Is this how the north really sees the south? Of course not: advertising deals in caricatures. But what the campaign has presumably divined, and hopes to feed from, is a gathering popular resentment at southern power. North and south may always have enjoyed a theatrical rivalry, neatly encapsulated in what the Australian writer Donald Horne called the Northern and Southern Metaphors (among other things, the north is "pragmatic, empirical, calculating, Puritan" and the south "divinely lucky, Anglican, frivolous"). For the north, the south has always had its attractions. "There grows in the North Country a certain kind of youth of whom it may be said that he is born to be a Londoner," Arnold Bennett wrote in 1898, and the same held true in the 60s when Billy Liar nearly left Yorkshire for the uncertain prospects of scriptwriting in London (very soon, he would have needed to travel no further than Salford). But even in the 1960s, those who stayed behind could feel themselves part of a society that wasn't beholden to the south.

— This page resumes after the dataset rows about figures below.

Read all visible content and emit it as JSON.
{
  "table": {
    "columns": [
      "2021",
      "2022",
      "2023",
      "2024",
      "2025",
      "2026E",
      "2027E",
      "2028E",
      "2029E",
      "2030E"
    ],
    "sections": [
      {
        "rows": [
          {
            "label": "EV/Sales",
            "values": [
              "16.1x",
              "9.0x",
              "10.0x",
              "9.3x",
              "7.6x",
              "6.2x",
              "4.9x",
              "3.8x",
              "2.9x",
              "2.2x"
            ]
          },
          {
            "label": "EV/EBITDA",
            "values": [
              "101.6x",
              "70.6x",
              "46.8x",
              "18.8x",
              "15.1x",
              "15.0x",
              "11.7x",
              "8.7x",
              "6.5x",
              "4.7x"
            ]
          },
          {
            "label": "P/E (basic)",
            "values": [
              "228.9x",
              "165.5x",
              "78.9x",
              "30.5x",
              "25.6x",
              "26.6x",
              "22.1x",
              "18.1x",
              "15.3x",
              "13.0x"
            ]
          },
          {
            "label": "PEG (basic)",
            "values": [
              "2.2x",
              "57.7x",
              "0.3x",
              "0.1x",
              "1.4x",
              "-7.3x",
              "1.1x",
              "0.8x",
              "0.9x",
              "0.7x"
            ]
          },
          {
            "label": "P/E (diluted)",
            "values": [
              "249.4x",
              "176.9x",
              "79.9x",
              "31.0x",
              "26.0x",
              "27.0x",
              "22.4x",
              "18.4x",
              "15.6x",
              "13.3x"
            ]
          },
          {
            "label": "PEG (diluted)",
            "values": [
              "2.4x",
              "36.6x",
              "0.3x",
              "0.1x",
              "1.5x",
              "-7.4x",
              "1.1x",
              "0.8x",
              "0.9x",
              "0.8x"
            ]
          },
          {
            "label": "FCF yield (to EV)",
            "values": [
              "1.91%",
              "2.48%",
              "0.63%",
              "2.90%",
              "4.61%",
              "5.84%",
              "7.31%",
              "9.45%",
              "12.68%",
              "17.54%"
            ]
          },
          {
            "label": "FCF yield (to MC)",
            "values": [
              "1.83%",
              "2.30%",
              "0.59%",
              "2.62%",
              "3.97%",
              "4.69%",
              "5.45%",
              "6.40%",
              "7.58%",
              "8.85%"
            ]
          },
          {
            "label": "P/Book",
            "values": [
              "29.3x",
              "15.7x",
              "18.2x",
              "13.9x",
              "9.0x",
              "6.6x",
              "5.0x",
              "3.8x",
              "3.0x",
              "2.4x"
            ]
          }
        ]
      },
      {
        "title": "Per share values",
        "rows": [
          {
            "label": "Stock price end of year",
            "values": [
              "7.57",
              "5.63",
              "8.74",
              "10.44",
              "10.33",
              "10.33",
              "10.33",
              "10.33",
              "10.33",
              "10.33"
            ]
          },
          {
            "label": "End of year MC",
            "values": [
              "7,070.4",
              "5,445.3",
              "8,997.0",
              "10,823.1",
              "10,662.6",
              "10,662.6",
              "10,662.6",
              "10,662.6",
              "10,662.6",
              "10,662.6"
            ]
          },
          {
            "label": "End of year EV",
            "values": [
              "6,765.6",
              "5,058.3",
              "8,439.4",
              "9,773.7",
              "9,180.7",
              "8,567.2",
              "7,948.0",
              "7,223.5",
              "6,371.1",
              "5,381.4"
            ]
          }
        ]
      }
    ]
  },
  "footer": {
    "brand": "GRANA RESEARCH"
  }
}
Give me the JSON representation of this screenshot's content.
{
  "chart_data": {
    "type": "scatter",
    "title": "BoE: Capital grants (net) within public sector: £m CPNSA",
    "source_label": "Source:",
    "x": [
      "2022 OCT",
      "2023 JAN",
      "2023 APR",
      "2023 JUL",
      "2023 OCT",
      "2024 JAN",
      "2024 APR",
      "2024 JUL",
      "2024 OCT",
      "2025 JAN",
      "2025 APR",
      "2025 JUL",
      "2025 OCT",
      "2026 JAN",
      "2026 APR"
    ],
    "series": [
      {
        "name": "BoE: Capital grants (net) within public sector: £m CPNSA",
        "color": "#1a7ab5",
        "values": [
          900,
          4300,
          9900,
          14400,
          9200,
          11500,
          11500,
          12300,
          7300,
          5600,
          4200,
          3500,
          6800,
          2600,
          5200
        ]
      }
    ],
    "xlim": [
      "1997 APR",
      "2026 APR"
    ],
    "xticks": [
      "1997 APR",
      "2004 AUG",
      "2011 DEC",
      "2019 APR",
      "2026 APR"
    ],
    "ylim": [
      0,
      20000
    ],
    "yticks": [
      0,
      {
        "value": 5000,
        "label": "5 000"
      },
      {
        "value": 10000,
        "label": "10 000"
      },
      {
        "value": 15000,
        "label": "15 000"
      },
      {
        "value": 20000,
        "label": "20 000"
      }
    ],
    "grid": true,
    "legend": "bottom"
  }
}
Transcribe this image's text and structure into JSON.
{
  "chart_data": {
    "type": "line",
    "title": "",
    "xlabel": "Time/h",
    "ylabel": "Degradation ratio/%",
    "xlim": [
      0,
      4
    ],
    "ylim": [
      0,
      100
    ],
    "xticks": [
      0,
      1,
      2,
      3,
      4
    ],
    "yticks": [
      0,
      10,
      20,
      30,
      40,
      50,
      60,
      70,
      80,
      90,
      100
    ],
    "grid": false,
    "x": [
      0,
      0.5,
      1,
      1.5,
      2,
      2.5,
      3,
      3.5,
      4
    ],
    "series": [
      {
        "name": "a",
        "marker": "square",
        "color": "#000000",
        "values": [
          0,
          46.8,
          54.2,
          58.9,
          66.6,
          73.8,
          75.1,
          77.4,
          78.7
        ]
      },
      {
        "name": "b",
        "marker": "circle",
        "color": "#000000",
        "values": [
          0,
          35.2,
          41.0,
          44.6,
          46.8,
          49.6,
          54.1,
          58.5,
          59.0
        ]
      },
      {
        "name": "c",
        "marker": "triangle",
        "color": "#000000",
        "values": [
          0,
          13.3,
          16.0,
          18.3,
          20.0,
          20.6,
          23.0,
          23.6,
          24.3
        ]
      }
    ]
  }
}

They could even feel that their industry propped up the south.

"Your jobs or their lawns?' speaks to a different mood, of a helplessness and discontent that has still to find a political voice. There is no regional party – perhaps the north is too amorphous for one, or perhaps that's what Labour, much against its triangulating will, is becoming.

Northern England lacks a political champion. In London, I often get into a train for Scotland. You leave a prosperous metropolis and cross David Cameron's England until Rugby. At Carlisle, people are still paying student fees, and for their false teeth.

Before Lockerbie, both are free. You are now in the country with the leader known by local satirists as El Presidente Salmondo. Between Rugby and Carlisle is the country known as "the North", a tract of worried England with no distinguished political leadership, bookended by the heartlands of Britain's two most skilful operators and optimists. El Presidente Pickles? The thought in itself shows how desperate the need.

1 comment:

  1. I have often thought that the wealth of London and the south east was built on the coal mines, mills, and steelworks of the north. The wealth was sucked back to London where most of it stuck. They were happy for those 'up north' to do all the donkey work to make their profits. However, as soon as the mills, the mines, and the steelworks closed we were of no further interest to the moneymen in the city and were cast adrift both politically and socially. When Tony Blair was elected in 1997 and filled his cabinet with MPs from the north and north-east (we all know who they were) I thought we might have a chance of a few crusts being thrown in our direction. In thirteen years what did a LABOUR government do for its natural supporters? ABSOLUTELY NOTHING. Where are our northern politicians with talent, courage, and leadership?